First, the Chief jealously guards the independence of the judiciary, as reflected in his opposition to efforts to make the judiciary more susceptible to supervision from other branches on issues like workplace misconduct and financial disclosures. As noted by Barbara McQuade, the former U.S. attorney turned MSNBC columnist, he surely doesn’t relish the possibility of FBI agents and Justice Department prosecutors rooting through SCOTUS computers and interrogating clerks—and even justices—under penalty of perjury.
Second, despite many calls for the leak to be investigated as a crime, legal experts harbor doubts about how the conduct might be criminal, assuming the leaker had legitimate access to the document (e.g., didn’t hack anyone’s computer—and right now we have no indication of hacking).1 This explains why, per Pete Williams of NBC News, “Administration officials said the Justice Department’s view, at this early stage, is that the leak did not constitute a federal crime.”
Colonel Curley, a West Point graduate with a law degree from the University of Illinois College of Law and two master’s degrees on top of that, has impressive credentials. Before joining the Court, she supervised a team of Army judges and lawyers in the Office of the Judge Advocate General for the U.S. Army, and she also served as the staff judge advocate for the Army in Germany from 2016 to 2019. Although Colonel Curley is not normally tasked with conducting investigations, I think there’s a decent chance that she can figure out the identity of the leaker, especially if she can access forensic tools and other resources from outside the Court as needed.
What might her investigation unearth? Here’s my speculation—which I emphasize, once again, is mere speculation.
As Tom Goldstein reminded us in this excellent SCOTUSblog post, there were actually multiple leaks: a leak to the Wall Street Journal editorial board, which Goldstein believes came from a conservative, and two leaks to Politico, which he believes came from a liberal. He reached his conclusions on the ideological orientations of the leakers based on analyzing “cui bono” or “who benefits”—and I agree with both his conclusions and reasoning, which I urge you to read in full.
On the first leak, my guess is that it was done by a conservative to keep a majority or “hold five,” in SCOTUS parlance—maybe because a justice actually defected or was thinking of defecting, or maybe because the Chief just circulated a more moderate concurrence, one that wouldn’t overrule Roe and Casey outright, and conservatives feared a defection.

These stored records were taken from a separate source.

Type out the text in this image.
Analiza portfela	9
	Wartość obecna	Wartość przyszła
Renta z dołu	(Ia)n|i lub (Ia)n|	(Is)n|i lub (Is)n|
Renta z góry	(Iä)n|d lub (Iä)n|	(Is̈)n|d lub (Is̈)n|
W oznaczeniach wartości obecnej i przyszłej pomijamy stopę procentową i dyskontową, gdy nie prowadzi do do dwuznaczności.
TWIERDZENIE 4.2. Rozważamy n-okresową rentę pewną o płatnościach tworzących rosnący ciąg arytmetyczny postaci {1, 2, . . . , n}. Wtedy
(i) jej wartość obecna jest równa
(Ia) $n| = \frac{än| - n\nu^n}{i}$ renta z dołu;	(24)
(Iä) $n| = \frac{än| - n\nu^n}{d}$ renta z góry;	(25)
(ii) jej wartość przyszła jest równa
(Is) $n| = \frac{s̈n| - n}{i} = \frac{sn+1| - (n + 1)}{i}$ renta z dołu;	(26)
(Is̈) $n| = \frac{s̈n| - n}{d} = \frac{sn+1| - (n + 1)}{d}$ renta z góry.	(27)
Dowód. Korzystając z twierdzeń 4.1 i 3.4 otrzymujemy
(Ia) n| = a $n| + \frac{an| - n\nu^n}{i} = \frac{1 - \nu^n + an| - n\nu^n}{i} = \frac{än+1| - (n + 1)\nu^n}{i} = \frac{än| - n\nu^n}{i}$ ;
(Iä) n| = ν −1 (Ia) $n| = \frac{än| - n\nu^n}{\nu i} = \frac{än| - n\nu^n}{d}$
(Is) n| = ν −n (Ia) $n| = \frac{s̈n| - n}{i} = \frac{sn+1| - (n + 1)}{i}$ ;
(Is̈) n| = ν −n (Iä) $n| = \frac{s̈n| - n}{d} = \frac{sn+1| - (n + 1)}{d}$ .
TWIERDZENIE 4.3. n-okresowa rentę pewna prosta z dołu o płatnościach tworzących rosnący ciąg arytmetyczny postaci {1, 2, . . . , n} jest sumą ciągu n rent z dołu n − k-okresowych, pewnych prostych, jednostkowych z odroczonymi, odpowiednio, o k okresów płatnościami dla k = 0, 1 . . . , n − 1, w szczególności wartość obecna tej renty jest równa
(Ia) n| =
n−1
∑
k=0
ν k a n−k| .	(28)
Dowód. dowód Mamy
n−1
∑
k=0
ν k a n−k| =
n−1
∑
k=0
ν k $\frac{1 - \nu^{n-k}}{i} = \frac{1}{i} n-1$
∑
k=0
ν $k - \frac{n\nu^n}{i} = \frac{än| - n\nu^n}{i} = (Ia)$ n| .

As noted by Professor Josh Blackman of the Volokh Conspiracy, there were eerily similar leaks to conservative outlets in NFIB v. Sebelius (2012) and Bostock v. Clayton County (2020). Given how these leaks to the right have spanned multiple Terms, my guess is that responsibility lies with a “repeat player,” as opposed to clerks passing through for a year. (One possible suspect: Justice Clarence Thomas’s wife, Ginni Thomas—who is very conservative, very well-connected in high-level, right-wing circles, and not as worried as many others about the consequences of leaking.)
On the second leak, I agree with Goldstein that it was likely a liberal, possibly acting in response to the WSJ leak. I part ways with Goldstein only in thinking that the leaker might be connected to Alexander Ward, the national security reporter who shared the byline on the Politico piece with legal-affairs reporter Josh Gerstein. Goldstein argues that there was no reason for Ward to be on the story “other than that the leaker communicated through him”; my theory is that Ward, who works with many leakers on the national-security beat, could have helped out Gerstein by advising on how to protect the leaker’s identity. So I still think it’s quite possible that the leaker has personal ties to Gerstein rather than Ward.
Of course, this is all guesswork, and whether Colonel Curley will succeed in her mission is uncertain. But as the lawyer tasked with this investigation of great importance and sensitivity, she’s an obvious pick for Lawyer of the Week.